Bruce Lawrence Horn (born August 18, 1959) is an American software engineer. He created the original Macintosh Finder and the Macintosh Resource Manager for Apple Computer. His signature is molded into the case of the Macintosh 128K alongside the rest of the Macintosh development team. He has been a distinguished engineer with Siri and Language Technologies at Apple since June 2022.

Horn was a member of the original Apple Macintosh design team. He received a B.S. in Mathematical Sciences from Stanford University in 1982 and a M.S. and Ph.D. from Carnegie-Mellon University in Computer Science in 1994. Horn was a student in the Learning Research Group (1973–1981), where Smalltalk was developed. While there, he worked on various projects including the NoteTaker, a portable Smalltalk machine, and wrote the initial Dorado Smalltalk microcode for Smalltalk.

He owns, and programs software for, Ingenuity Software.

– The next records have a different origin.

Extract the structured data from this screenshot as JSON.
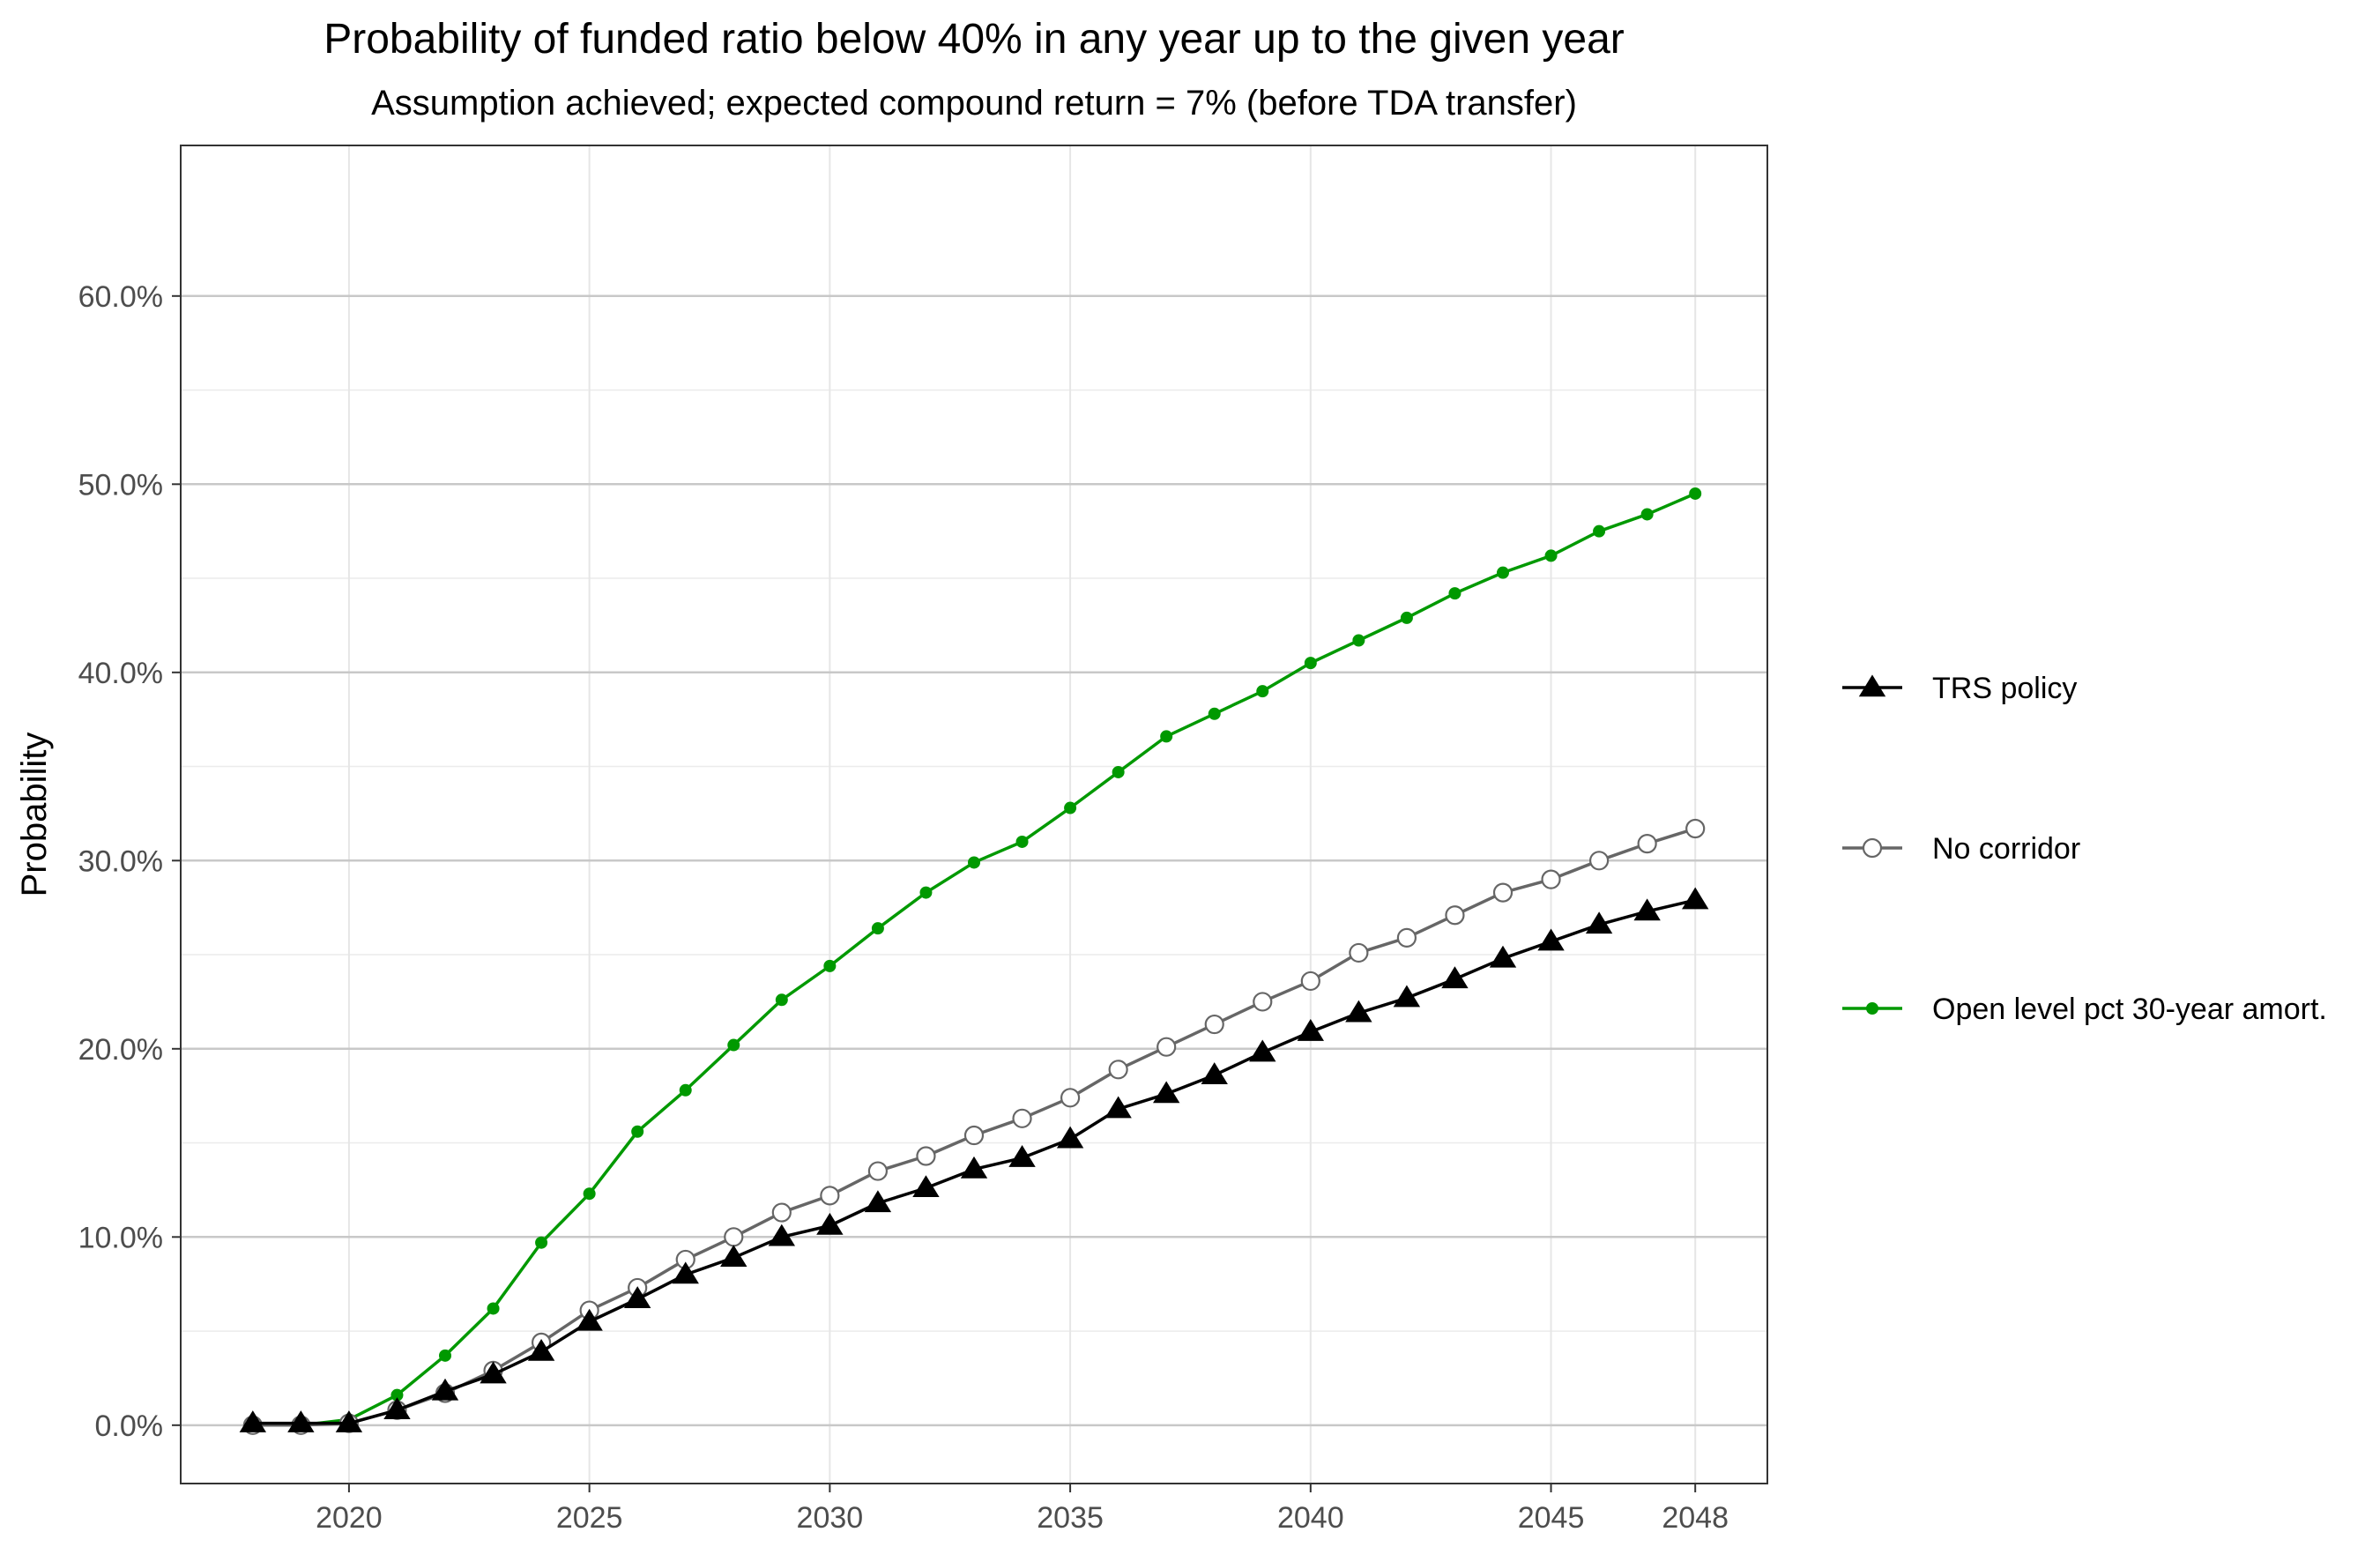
{
  "chart_data": {
    "type": "line",
    "title": "Probability of funded ratio below 40% in any year up to the given year",
    "subtitle": "Assumption achieved; expected compound return = 7% (before TDA transfer)",
    "xlabel": "",
    "ylabel": "Probability",
    "xlim": [
      2016.5,
      2049.5
    ],
    "ylim": [
      -3.1,
      68.0
    ],
    "x_ticks": [
      2020,
      2025,
      2030,
      2035,
      2040,
      2045,
      2048
    ],
    "x_tick_labels": [
      "2020",
      "2025",
      "2030",
      "2035",
      "2040",
      "2045",
      "2048"
    ],
    "y_ticks": [
      0,
      10,
      20,
      30,
      40,
      50,
      60
    ],
    "y_tick_labels": [
      "0.0%",
      "10.0%",
      "20.0%",
      "30.0%",
      "40.0%",
      "50.0%",
      "60.0%"
    ],
    "grid": true,
    "legend_position": "right",
    "x": [
      2018,
      2019,
      2020,
      2021,
      2022,
      2023,
      2024,
      2025,
      2026,
      2027,
      2028,
      2029,
      2030,
      2031,
      2032,
      2033,
      2034,
      2035,
      2036,
      2037,
      2038,
      2039,
      2040,
      2041,
      2042,
      2043,
      2044,
      2045,
      2046,
      2047,
      2048
    ],
    "series": [
      {
        "name": "TRS policy",
        "color": "#000000",
        "marker": "filled-triangle",
        "values": [
          0.1,
          0.1,
          0.1,
          0.8,
          1.8,
          2.7,
          3.9,
          5.5,
          6.7,
          8.0,
          8.9,
          10.0,
          10.6,
          11.8,
          12.6,
          13.6,
          14.2,
          15.2,
          16.8,
          17.6,
          18.6,
          19.8,
          20.9,
          21.9,
          22.7,
          23.7,
          24.8,
          25.7,
          26.6,
          27.3,
          27.9
        ]
      },
      {
        "name": "No corridor",
        "color": "#666666",
        "marker": "open-circle",
        "values": [
          0.0,
          0.0,
          0.1,
          0.8,
          1.7,
          2.9,
          4.4,
          6.1,
          7.3,
          8.8,
          10.0,
          11.3,
          12.2,
          13.5,
          14.3,
          15.4,
          16.3,
          17.4,
          18.9,
          20.1,
          21.3,
          22.5,
          23.6,
          25.1,
          25.9,
          27.1,
          28.3,
          29.0,
          30.0,
          30.9,
          31.7
        ]
      },
      {
        "name": "Open level pct 30-year amort.",
        "color": "#009900",
        "marker": "small-dot",
        "values": [
          0.0,
          0.0,
          0.3,
          1.6,
          3.7,
          6.2,
          9.7,
          12.3,
          15.6,
          17.8,
          20.2,
          22.6,
          24.4,
          26.4,
          28.3,
          29.9,
          31.0,
          32.8,
          34.7,
          36.6,
          37.8,
          39.0,
          40.5,
          41.7,
          42.9,
          44.2,
          45.3,
          46.2,
          47.5,
          48.4,
          49.5
        ]
      }
    ]
  }
}
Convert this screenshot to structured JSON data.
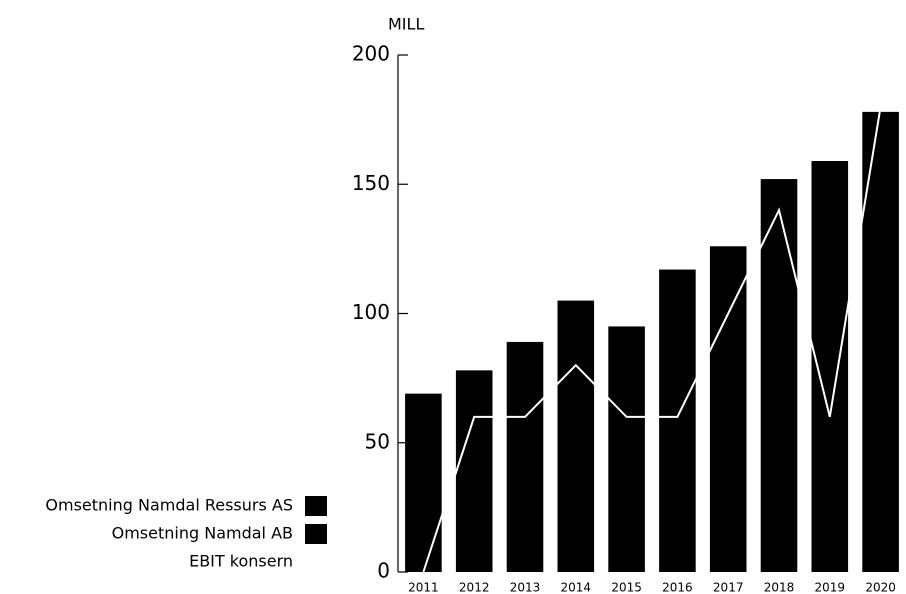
{
  "chart_data": {
    "type": "bar",
    "unit_label": "MILL",
    "categories": [
      "2011",
      "2012",
      "2013",
      "2014",
      "2015",
      "2016",
      "2017",
      "2018",
      "2019",
      "2020"
    ],
    "series": [
      {
        "name": "Omsetning Namdal Ressurs AS",
        "color": "#000000",
        "values": [
          69,
          78,
          89,
          105,
          95,
          117,
          126,
          152,
          159,
          178
        ]
      },
      {
        "name": "Omsetning Namdal AB",
        "color": "#000000",
        "values": [
          null,
          null,
          null,
          null,
          null,
          null,
          null,
          null,
          null,
          null
        ]
      },
      {
        "name": "EBIT konsern",
        "type": "line",
        "color": "#ffffff",
        "values": [
          0,
          60,
          60,
          80,
          60,
          60,
          100,
          140,
          60,
          180
        ]
      }
    ],
    "ylim": [
      0,
      200
    ],
    "yticks": [
      0,
      50,
      100,
      150,
      200
    ],
    "stacked": true
  }
}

He was employed by Powerset as the principal development manager of the Natural Language Technology group. Powerset was acquired by Microsoft in the fall of 2008 and became part of Bing.

Horn was an Intel Fellow and Chief Scientist for Smart Device Innovation in the New Devices Group then became CTO, Saffron Technology Group at Intel Corporation.

Horn serves on the board of advisors of The Hyperwords Company Ltd of the UK, which works to make the web more usefully interactive and which has produced the free Firefox Add-On called 'Hyperwords'.